I’ve had numerous conversations with colleagues, friends, family and neighbors about my upcoming visit to Boston. The curious ones ask, what’s your work event? When I tell them, proudly, the Harvard Innovations in American Government awards, the nearly inevitable response is some sort of wisecrack. “Innovation and government, that’s an oxymoron!” “How much bureaucracy is involved in the awards presentations?”
Hey, I like mocking government inefficiency as much as the next person. But the frequency of this response is emblematic of a deeper problem in America, which political scientists Jacob Hacker and Paul Pierson call “American Amnesia.” We have collectively forgotten the degree to which we owe our prosperity to proactive government investments in research & development, infrastructure and public health made in the 1950s, ’60s and ’70s.
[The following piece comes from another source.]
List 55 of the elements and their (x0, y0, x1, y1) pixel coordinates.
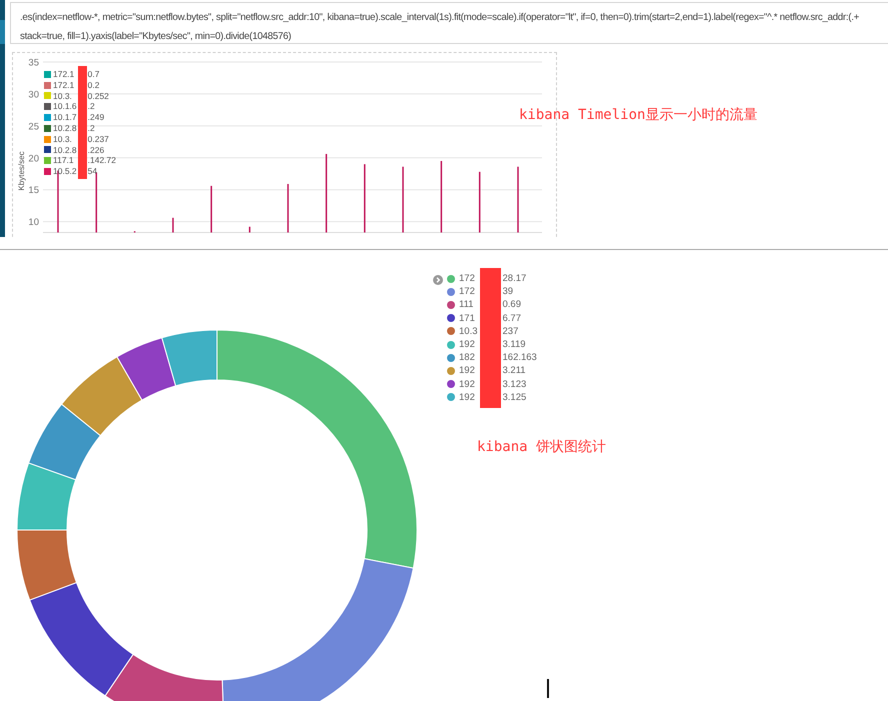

Other scholars take the premise even further. Not only is government an important partner of prosperity, it is the primary driver of innovation. Building on the work of Mariana Mazzucato, Ben Tarnoff puts it this way in The Guardian: “…nearly every major innovation since the second world war has required a big push from the public sector, for an obvious reason: the public sector can afford to take risks that the private sector can’t. Conventional wisdom says that market forces foster innovation. In fact, it’s the government’s insulation from market forces that has historically made it such a successful innovator. It doesn’t have to compete, and it’s not at the mercy of investors demanding a share of its profits. It’s also far more generous with the fruits of its scientific labor: no private company would ever be so foolish as to constantly give away innovations it has generated at enormous expense for free, but this is exactly what the government does.”
So yes, there’s plenty of innovation in government, from the federal level down to the local. Check out the wonderful finalists for the aforementioned Harvard award if you don’t believe me. Or our “how-to” library on this site. Or the Alliance for Innovation. I could go on, but the point is: we need to support more of this innovation rather than waiting for the private sector.